Disini pula kutemukan mbakyu Raditya Surya yang selalu menyapa, beri semangatdan meneguhkan saya saat derai air mata penuhi pipi ini. Katanya; “Siapa yang berani begitu sama kamu mbakyu, akan saya labraknya…” begitu kira-kira pembelaannya kepadaku. Jarak usia lebih dari 15 tahunpun tak halangi kami menjadi sahabat yang baik. Selalu saja jadi ‘tongkat penyangga’ saat hati mulai lelah.

Begitu pula ada mbak Sri Rahayu, bu guru Arin Murtiyarini, mbak Liza permasih Arjanto selalu saja menceriakan hari-hariku. Ada Mbak Lygia Pecanduhujan yang selalu menginsipirasi, tak luput pula mbak Titik bin Maslih, Etty Abdoel, Rima Farrananda,Lintang Kemukus, Meta Nuci, Yosi Sutrisna semua baik hati kepadaku.

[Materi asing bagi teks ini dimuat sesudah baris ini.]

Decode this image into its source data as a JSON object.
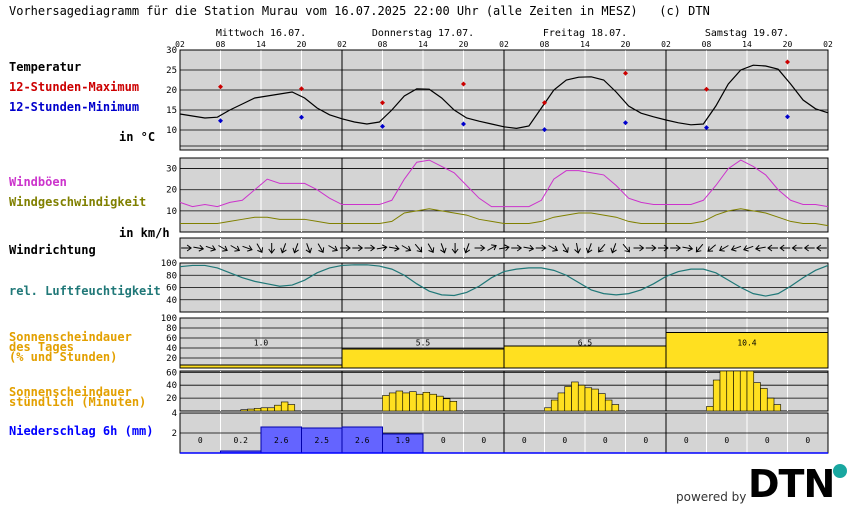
{
  "header": {
    "title": "Vorhersagediagramm für die Station Murau vom 16.07.2025 22:00 Uhr (alle Zeiten in MESZ)",
    "copyright": "(c) DTN"
  },
  "footer": {
    "powered_by": "powered by",
    "brand": "DTN"
  },
  "colors": {
    "max": "#cc0000",
    "min": "#0000cc",
    "gust": "#cc33cc",
    "wind": "#808000",
    "humid": "#207878",
    "sun": "#e3a000",
    "sunfill": "#ffe020",
    "precip": "#0000ff",
    "precipfill": "#6464ff"
  },
  "labels": {
    "temp": "Temperatur",
    "max": "12-Stunden-Maximum",
    "min": "12-Stunden-Minimum",
    "temp_unit": "in °C",
    "gust": "Windböen",
    "wind": "Windgeschwindigkeit",
    "wind_unit": "in km/h",
    "winddir": "Windrichtung",
    "humid": "rel. Luftfeuchtigkeit",
    "sundaily_1": "Sonnenscheindauer",
    "sundaily_2": "des Tages",
    "sundaily_3": "(% und Stunden)",
    "sunhourly_1": "Sonnenscheindauer",
    "sunhourly_2": "stündlich (Minuten)",
    "precip": "Niederschlag 6h (mm)"
  },
  "chart_data": {
    "type": "line",
    "days": [
      "Mittwoch 16.07.",
      "Donnerstag 17.07.",
      "Freitag 18.07.",
      "Samstag 19.07."
    ],
    "hour_ticks": [
      "02",
      "08",
      "14",
      "20"
    ],
    "last_tick": "02",
    "temperature": {
      "ylim": [
        5,
        30
      ],
      "yticks": [
        10,
        15,
        20,
        25,
        30
      ],
      "series": [
        14,
        13.5,
        13,
        13.2,
        15,
        16.5,
        18,
        18.5,
        19,
        19.5,
        18,
        15.5,
        13.8,
        12.8,
        12,
        11.5,
        12,
        15,
        18.5,
        20.3,
        20.2,
        18,
        15,
        13,
        12.2,
        11.5,
        10.8,
        10.4,
        11,
        15.5,
        20,
        22.5,
        23.2,
        23.3,
        22.5,
        19.5,
        16,
        14.2,
        13.3,
        12.5,
        11.8,
        11.3,
        11.5,
        16,
        21.5,
        25,
        26.2,
        26,
        25.2,
        21.5,
        17.5,
        15.3,
        14.3
      ],
      "max_markers": [
        20.8,
        20.3,
        16.8,
        21.5,
        16.8,
        24.2,
        20.2,
        27
      ],
      "min_markers": [
        12.3,
        13.2,
        10.9,
        11.5,
        10.1,
        11.8,
        10.6,
        13.3
      ]
    },
    "gusts": {
      "ylim": [
        0,
        35
      ],
      "yticks": [
        10,
        20,
        30
      ],
      "series": [
        14,
        12,
        13,
        12,
        14,
        15,
        20,
        25,
        23,
        23,
        23,
        20,
        16,
        13,
        13,
        13,
        13,
        15,
        25,
        33,
        34,
        31,
        28,
        22,
        16,
        12,
        12,
        12,
        12,
        15,
        25,
        29,
        29,
        28,
        27,
        22,
        16,
        14,
        13,
        13,
        13,
        13,
        15,
        22,
        30,
        34,
        31,
        27,
        20,
        15,
        13,
        13,
        12
      ]
    },
    "wind": {
      "series": [
        4,
        4,
        4,
        4,
        5,
        6,
        7,
        7,
        6,
        6,
        6,
        5,
        4,
        4,
        4,
        4,
        4,
        5,
        9,
        10,
        11,
        10,
        9,
        8,
        6,
        5,
        4,
        4,
        4,
        5,
        7,
        8,
        9,
        9,
        8,
        7,
        5,
        4,
        4,
        4,
        4,
        4,
        5,
        8,
        10,
        11,
        10,
        9,
        7,
        5,
        4,
        4,
        3
      ]
    },
    "wind_direction_deg": [
      90,
      100,
      110,
      120,
      120,
      110,
      150,
      180,
      200,
      200,
      160,
      150,
      120,
      90,
      90,
      90,
      80,
      100,
      120,
      140,
      150,
      160,
      180,
      200,
      90,
      60,
      80,
      90,
      100,
      90,
      120,
      150,
      170,
      200,
      220,
      200,
      140,
      90,
      90,
      90,
      90,
      100,
      220,
      230,
      240,
      250,
      250,
      260,
      270,
      270,
      270,
      270,
      270
    ],
    "humidity": {
      "ylim": [
        20,
        100
      ],
      "yticks": [
        40,
        60,
        80,
        100
      ],
      "series": [
        94,
        96,
        96,
        92,
        84,
        76,
        70,
        66,
        62,
        64,
        72,
        84,
        92,
        96,
        97,
        97,
        95,
        90,
        80,
        66,
        54,
        48,
        47,
        52,
        62,
        76,
        86,
        90,
        92,
        92,
        88,
        80,
        68,
        56,
        50,
        48,
        50,
        56,
        66,
        78,
        86,
        90,
        90,
        84,
        72,
        60,
        50,
        46,
        50,
        62,
        76,
        88,
        96
      ]
    },
    "sun_daily": {
      "yticks": [
        20,
        40,
        60,
        80,
        100
      ],
      "percent": [
        6,
        38,
        44,
        71
      ],
      "hours": [
        "1.0",
        "5.5",
        "6.5",
        "10.4"
      ]
    },
    "sun_hourly": {
      "yticks": [
        20,
        40,
        60
      ],
      "minutes": [
        0,
        0,
        0,
        0,
        0,
        0,
        0,
        0,
        0,
        0,
        0,
        0,
        0,
        2,
        3,
        4,
        5,
        5,
        9,
        14,
        10,
        0,
        0,
        0,
        0,
        0,
        0,
        0,
        0,
        0,
        0,
        0,
        0,
        0,
        0,
        0,
        0,
        0,
        0,
        0,
        0,
        0,
        0,
        0,
        0,
        0,
        0,
        0,
        0,
        0,
        0,
        0,
        0,
        0,
        0,
        24,
        28,
        31,
        28,
        30,
        26,
        29,
        26,
        23,
        19,
        15,
        0,
        0,
        0,
        0,
        0,
        0,
        0,
        0,
        0,
        0,
        0,
        0,
        0,
        0,
        0,
        0,
        0,
        0,
        0,
        0,
        0,
        0,
        0,
        0,
        0,
        0,
        0,
        0,
        0,
        0,
        0,
        0,
        0,
        0,
        0,
        0,
        0,
        0,
        0,
        0,
        0,
        0,
        0,
        0,
        0,
        0,
        0,
        0,
        0,
        0,
        0,
        0,
        0,
        0,
        0,
        0,
        0,
        0,
        0,
        0,
        0,
        0,
        0,
        0,
        0,
        0,
        0,
        0,
        0,
        0,
        0,
        0,
        0,
        0,
        0,
        0,
        0,
        0,
        0,
        0,
        0,
        0,
        0,
        0,
        0,
        0,
        0,
        0,
        0,
        0,
        0,
        0,
        0,
        0,
        0,
        0,
        0,
        0,
        0,
        0,
        0,
        0,
        0,
        0,
        0,
        0,
        0,
        0,
        0,
        0,
        0,
        0,
        0,
        0,
        0,
        0,
        0,
        0,
        0,
        0,
        0,
        0,
        0,
        0,
        0,
        0,
        0,
        0,
        0,
        0,
        0,
        0,
        0,
        0,
        0,
        0,
        0,
        0,
        0,
        0,
        0,
        0,
        0,
        0,
        0,
        0,
        0,
        0,
        0,
        0,
        0,
        0,
        0,
        0,
        0,
        0,
        0,
        0,
        0,
        0,
        0,
        0,
        0,
        0,
        0,
        0,
        0,
        0,
        0,
        0,
        0,
        0,
        0,
        0,
        0,
        0,
        0,
        0,
        0,
        0,
        0,
        0,
        0,
        0,
        0,
        0,
        0,
        0,
        0,
        0,
        0,
        0,
        0,
        0,
        0,
        0,
        0,
        0,
        0,
        0,
        0,
        0,
        0,
        0,
        0,
        0,
        0,
        0,
        0,
        0
      ],
      "day_bars": [
        [
          0,
          0,
          0,
          2,
          3,
          4,
          5,
          5,
          9,
          14,
          10
        ],
        [
          24,
          28,
          31,
          28,
          30,
          26,
          29,
          26,
          23,
          19,
          15
        ],
        [
          5,
          17,
          28,
          38,
          45,
          40,
          36,
          34,
          27,
          17,
          10
        ],
        [
          7,
          48,
          62,
          62,
          62,
          62,
          62,
          44,
          35,
          20,
          10
        ]
      ],
      "ylim": [
        0,
        62
      ]
    },
    "precip_6h": {
      "ylim": [
        0,
        4
      ],
      "yticks": [
        2,
        4
      ],
      "values": [
        0,
        0.2,
        2.6,
        2.5,
        2.6,
        1.9,
        0,
        0,
        0,
        0,
        0,
        0,
        0,
        0,
        0,
        0
      ],
      "labels": [
        "0",
        "0.2",
        "2.6",
        "2.5",
        "2.6",
        "1.9",
        "0",
        "0",
        "0",
        "0",
        "0",
        "0",
        "0",
        "0",
        "0",
        "0"
      ]
    }
  }
}
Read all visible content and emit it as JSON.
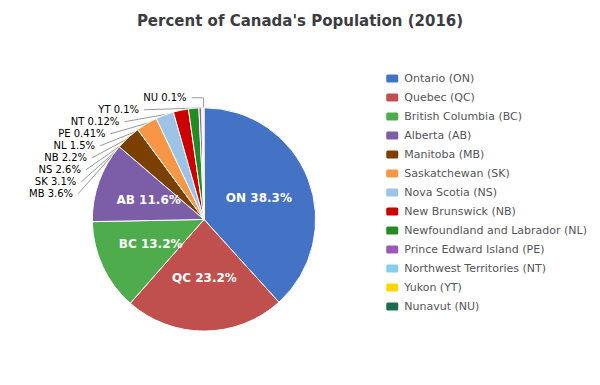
{
  "chart_data": {
    "type": "pie",
    "title": "Percent of Canada's Population (2016)",
    "categories": [
      "Ontario (ON)",
      "Quebec (QC)",
      "British Columbia (BC)",
      "Alberta (AB)",
      "Manitoba (MB)",
      "Saskatchewan (SK)",
      "Nova Scotia (NS)",
      "New Brunswick (NB)",
      "Newfoundland and Labrador (NL)",
      "Prince Edward Island (PE)",
      "Northwest Territories (NT)",
      "Yukon (YT)",
      "Nunavut (NU)"
    ],
    "values": [
      38.3,
      23.2,
      13.2,
      11.6,
      3.6,
      3.1,
      2.6,
      2.19,
      1.5,
      0.41,
      0.12,
      0.1,
      0.1
    ],
    "value_labels": [
      "ON 38.3%",
      "QC 23.2%",
      "BC 13.2%",
      "AB 11.6%",
      "MB 3.6%",
      "SK 3.1%",
      "NS 2.6%",
      "NB 2.2%",
      "NL 1.5%",
      "PE 0.41%",
      "NT 0.12%",
      "YT 0.1%",
      "NU 0.1%"
    ],
    "colors": [
      "#4472C4",
      "#C0504D",
      "#4EAC4D",
      "#7B5EA7",
      "#7B3F00",
      "#F79646",
      "#9DC3E6",
      "#CC0000",
      "#228B22",
      "#9B59B6",
      "#87CEEB",
      "#FFD700",
      "#1F6B4E"
    ],
    "legend": "right",
    "data_labels": true
  }
}
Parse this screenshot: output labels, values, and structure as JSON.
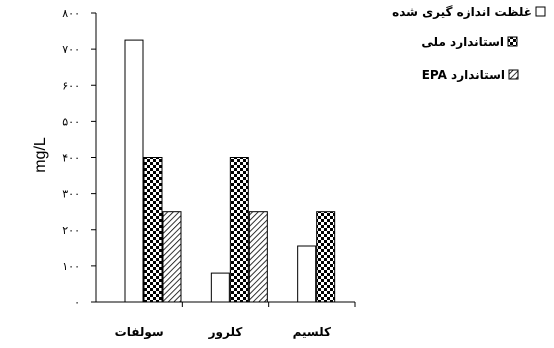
{
  "chart_data": {
    "type": "bar",
    "ylabel": "mg/L",
    "ylim": [
      0,
      800
    ],
    "yticks": [
      {
        "value": 0,
        "label": "۰"
      },
      {
        "value": 100,
        "label": "۱۰۰"
      },
      {
        "value": 200,
        "label": "۲۰۰"
      },
      {
        "value": 300,
        "label": "۳۰۰"
      },
      {
        "value": 400,
        "label": "۴۰۰"
      },
      {
        "value": 500,
        "label": "۵۰۰"
      },
      {
        "value": 600,
        "label": "۶۰۰"
      },
      {
        "value": 700,
        "label": "۷۰۰"
      },
      {
        "value": 800,
        "label": "۸۰۰"
      }
    ],
    "categories": [
      "سولفات",
      "کلرور",
      "کلسیم"
    ],
    "series": [
      {
        "name": "غلظت اندازه گیری شده",
        "pattern": "blank",
        "values": [
          725,
          80,
          155
        ]
      },
      {
        "name": "استاندارد ملی",
        "pattern": "checker",
        "values": [
          400,
          400,
          250
        ]
      },
      {
        "name": "استاندارد EPA",
        "pattern": "hatch",
        "values": [
          250,
          250,
          null
        ]
      }
    ],
    "legend_position": "top-right",
    "grid": false,
    "colors": {
      "stroke": "#000000",
      "fill": "#ffffff"
    }
  }
}
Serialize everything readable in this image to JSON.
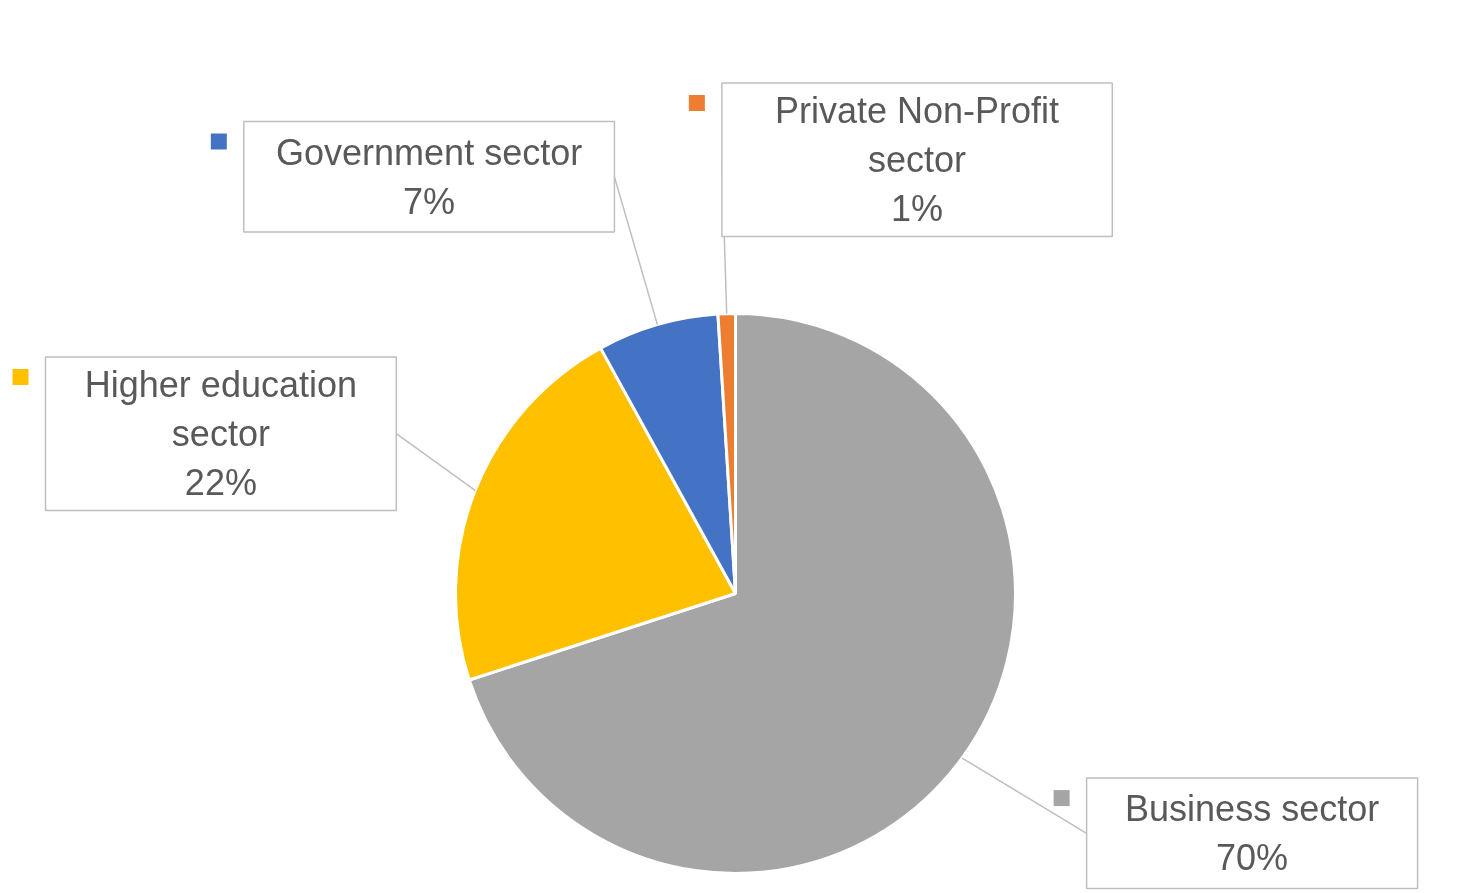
{
  "chart_data": {
    "type": "pie",
    "categories": [
      "Business sector",
      "Higher education sector",
      "Government sector",
      "Private Non-Profit sector"
    ],
    "values": [
      70,
      22,
      7,
      1
    ],
    "value_labels": [
      "70%",
      "22%",
      "7%",
      "1%"
    ],
    "colors": [
      "#a5a5a5",
      "#ffc000",
      "#4472c4",
      "#ed7d31"
    ],
    "legend": "top"
  }
}
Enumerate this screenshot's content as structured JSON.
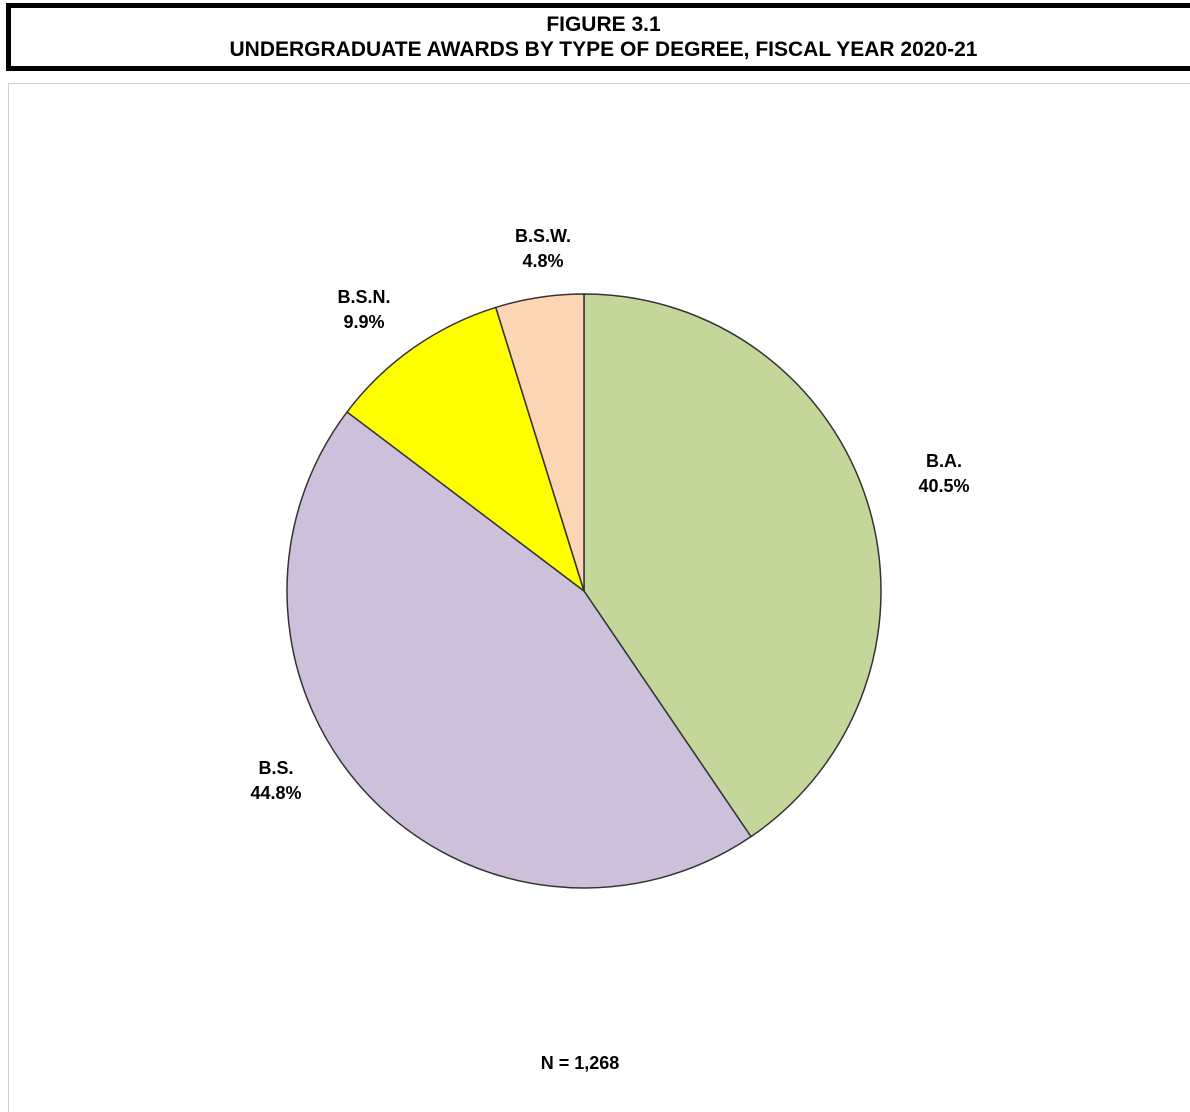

Belajar dari yunior (dari segi usia tentu saja) juga perlu saya lakukan, mbakyu Nunu el fasa, Nunung Nurlela, Imaz karim, Rachmawati, Diah Kusumastuti dan mbak Dewi Laily atas semangat 45 tak kenal menyerah menaklukan sesuatu. Tak lupa juga teman jauhku  Hikmah Fitri, Afifah azzahra, Sri Widyastuti, Hana Sugiharti, Utari Giri… wah  masih banyak lagi.
Apalagi saya suka menyeret teman, ada beberapa namun yang kuingat adalah mbak Chandra Dwi Setyo dan Ummi Nasyi’ah. Merka juga bersemangat belajar menulis untuk mengisi hari-harinya.

Sungguh, separuh lebih pertemanan saya adalah ibu-ibu yang tergabung di IIDN. Suatu ketika, komunitas ini kuinginkan bukan hanya sekedar wadah buat ibu-ibu menyalurkan hobinya menulis dan memfasilitasinya membuat buku, namun juga membuka peluang membuka usaha. Mungkin buka usaha penerbitan, atau punya majalah sendiri, yang tentu tak kesukaran mencari naskah, karena potensi ibu-ibu disini tumpah ruah. Atau buka butik, usaha catering, salon dan bisa jadi minimarket? (hiihih kalau yang terakhir ini mah cita-cita pribadi)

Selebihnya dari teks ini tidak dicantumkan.